Plain language
Et si on le disait simplement ? Nous sortons d’un déluge de logorrhée politicienne, d’un déferlement de « creuser l’écart » et de « virer en tête », de « duels fratricides » et de « ballottages » ballottés entre deux t et un seul t . Pierre Bénard regrette que, dans ce tumulte, ait pu passer inaperçu un événement considérable : pendant trois jours, à Washington, le congrès de l’association « Clarity International » a rassemblé 150 délégués ayant en commun le souci de mettre de la simplicité dans le vocabulaire des lois, des règlements, des questionnaires, des modes d’emploi... De faire en sorte que chacun, comprenant ce qu’il lit, évite ainsi les pièges du jargon des
professionnels et du galimatias des éternels médecins de Molière.
Les militants du « plain language » réunis à Washington en mai dernier (2012) sous les auspices de «Clarity International » ont dit, en faveur d’une langue simple et claire, des choses toutes simples, fort claires et, selon moi, frappantes.
Annetta Cheek, présidente du centre pour le « plain language » de Washington, s’est ainsi demandé : « Comment peut-on avoir une démocratie quand le citoyen ne comprend pas ce que veut dire le gouvernement ? »
Au dire de la présidente Cheek, « la crise financière mondiale aurait été moins forte si les gens avaient compris les papiers qu’ils remplissaient, s’ils avaient compris que cinq ans plus tard leurs remboursements de crédits allaient exploser ».
Je pense à tous ceux qui souscrivirent des contrats d’assurance vie sans se douter que ce terme innocent, « unité de compte », ne correspondait pas à une somme fixe en francs ou en euros.
Au cours de ce congrès, un professeur de droit, Joseph Kimble, a fait observer que la recherche de la clarté et de la simplicité (tout ce que l’anglais met dans l’adjectif « plain ») est profitable, autant qu’à celui qui lit, à celui qui écrit.
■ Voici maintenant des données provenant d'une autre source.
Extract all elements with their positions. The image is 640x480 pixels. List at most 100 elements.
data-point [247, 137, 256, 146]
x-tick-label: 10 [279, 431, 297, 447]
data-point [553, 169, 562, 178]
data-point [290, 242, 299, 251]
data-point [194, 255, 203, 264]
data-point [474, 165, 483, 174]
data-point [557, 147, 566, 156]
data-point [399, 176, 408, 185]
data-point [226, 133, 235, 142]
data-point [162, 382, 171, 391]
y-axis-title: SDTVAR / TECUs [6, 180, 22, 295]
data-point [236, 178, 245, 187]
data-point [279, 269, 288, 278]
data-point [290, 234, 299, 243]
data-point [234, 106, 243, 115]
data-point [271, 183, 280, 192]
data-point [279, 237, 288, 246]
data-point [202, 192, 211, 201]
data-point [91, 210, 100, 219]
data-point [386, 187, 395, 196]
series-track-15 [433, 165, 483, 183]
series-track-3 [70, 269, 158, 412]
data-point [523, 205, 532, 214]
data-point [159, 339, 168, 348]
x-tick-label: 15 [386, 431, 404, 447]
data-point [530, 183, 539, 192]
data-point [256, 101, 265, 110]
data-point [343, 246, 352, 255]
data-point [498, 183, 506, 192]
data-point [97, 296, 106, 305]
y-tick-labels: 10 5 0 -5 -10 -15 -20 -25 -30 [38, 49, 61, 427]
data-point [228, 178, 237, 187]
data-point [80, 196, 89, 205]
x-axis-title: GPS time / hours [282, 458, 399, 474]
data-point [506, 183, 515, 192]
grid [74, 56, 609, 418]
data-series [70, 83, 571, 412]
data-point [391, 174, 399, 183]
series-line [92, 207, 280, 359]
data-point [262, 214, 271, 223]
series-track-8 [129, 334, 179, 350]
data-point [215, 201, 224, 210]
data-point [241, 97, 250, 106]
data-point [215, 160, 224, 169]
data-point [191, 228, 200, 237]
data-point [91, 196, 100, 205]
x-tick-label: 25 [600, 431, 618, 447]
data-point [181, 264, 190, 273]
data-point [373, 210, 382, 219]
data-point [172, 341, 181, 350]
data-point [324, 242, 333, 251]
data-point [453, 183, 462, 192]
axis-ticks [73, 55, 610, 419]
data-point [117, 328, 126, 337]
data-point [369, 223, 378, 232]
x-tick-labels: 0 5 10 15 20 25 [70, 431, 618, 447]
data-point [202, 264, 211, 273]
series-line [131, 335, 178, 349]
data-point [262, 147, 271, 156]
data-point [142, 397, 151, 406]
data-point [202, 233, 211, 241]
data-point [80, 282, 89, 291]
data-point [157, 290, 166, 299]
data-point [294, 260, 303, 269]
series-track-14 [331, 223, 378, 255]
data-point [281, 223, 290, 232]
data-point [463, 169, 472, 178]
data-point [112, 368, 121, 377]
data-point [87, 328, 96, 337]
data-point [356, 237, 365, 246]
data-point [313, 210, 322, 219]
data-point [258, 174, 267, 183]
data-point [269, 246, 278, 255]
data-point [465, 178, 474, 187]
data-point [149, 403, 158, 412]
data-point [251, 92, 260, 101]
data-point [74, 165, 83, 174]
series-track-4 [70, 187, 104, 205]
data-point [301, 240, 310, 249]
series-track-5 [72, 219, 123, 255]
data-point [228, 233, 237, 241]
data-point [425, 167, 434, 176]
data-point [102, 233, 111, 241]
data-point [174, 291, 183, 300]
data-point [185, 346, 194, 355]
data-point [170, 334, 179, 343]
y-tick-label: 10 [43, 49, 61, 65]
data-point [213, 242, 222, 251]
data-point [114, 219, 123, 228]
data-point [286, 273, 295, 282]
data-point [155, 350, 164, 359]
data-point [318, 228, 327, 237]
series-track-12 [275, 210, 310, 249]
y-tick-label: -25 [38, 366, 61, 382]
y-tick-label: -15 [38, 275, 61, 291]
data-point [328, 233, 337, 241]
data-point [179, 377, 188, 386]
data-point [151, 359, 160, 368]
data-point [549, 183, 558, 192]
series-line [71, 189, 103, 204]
S’exprimer simplement suppose que l’on a formé des idées claires. Penser clair pour parler clair ! C’est revenir à ce vieux Boileau :
« Ce qui se conçoit bien s’énonce clairement. »
Tout cela est bel et bon. J’applaudis à tous ceux qui revendiquent ainsi des lois, des règles, des indications limpides, des instructions qui aient un sens, des éclaircissements qui ne soient pas ténébreux, des gloses qui ne soient pas des ombres déversées sur de l’obscurité, des ordres qui soient des ordres et des interdictions qui, à force d’être bricolées, ne finissent pas par ressembler à des invitations.
Car c’est dans tous les ordres, dans tous les domaines du langage que j’aimerais voir régner le modeste et le clair.
Si un homme politique qui perd une élection pense à reprendre ses chères études, j’apprécierais qu’on me l’annonçât autrement qu’en me révélant qu’il a « opté pour l’inscription dans une démarche délibérée de régression à moyen terme vers ses activités antérieures ».
S’il va faire beau demain, je ne serais pas fâché qu’on me le fît savoir sans me dire que « la météo de la journée de demain affiche une tendance résolument optimiste ».
Si vous ne pensez pas comme moi, ne vous gênez pas pour me l’apprendre autrement qu’en me déclarant que « la perspective intellectuelle dans laquelle vous vous positionnez ne valide pas les analyses qui sont les miennes ».
Si vous avez à me dire non, dites non, ou dites-moi oui pour me dire oui.
Encore une fois Boileau : « J’appelle un chat un chat ».
Au reste, c’est avec les mots les plus simples que l’on écrit les plus belles choses.
Avec des riens, Racine compose « Le jour n’est pas plus pur que le fond de mon cœur ».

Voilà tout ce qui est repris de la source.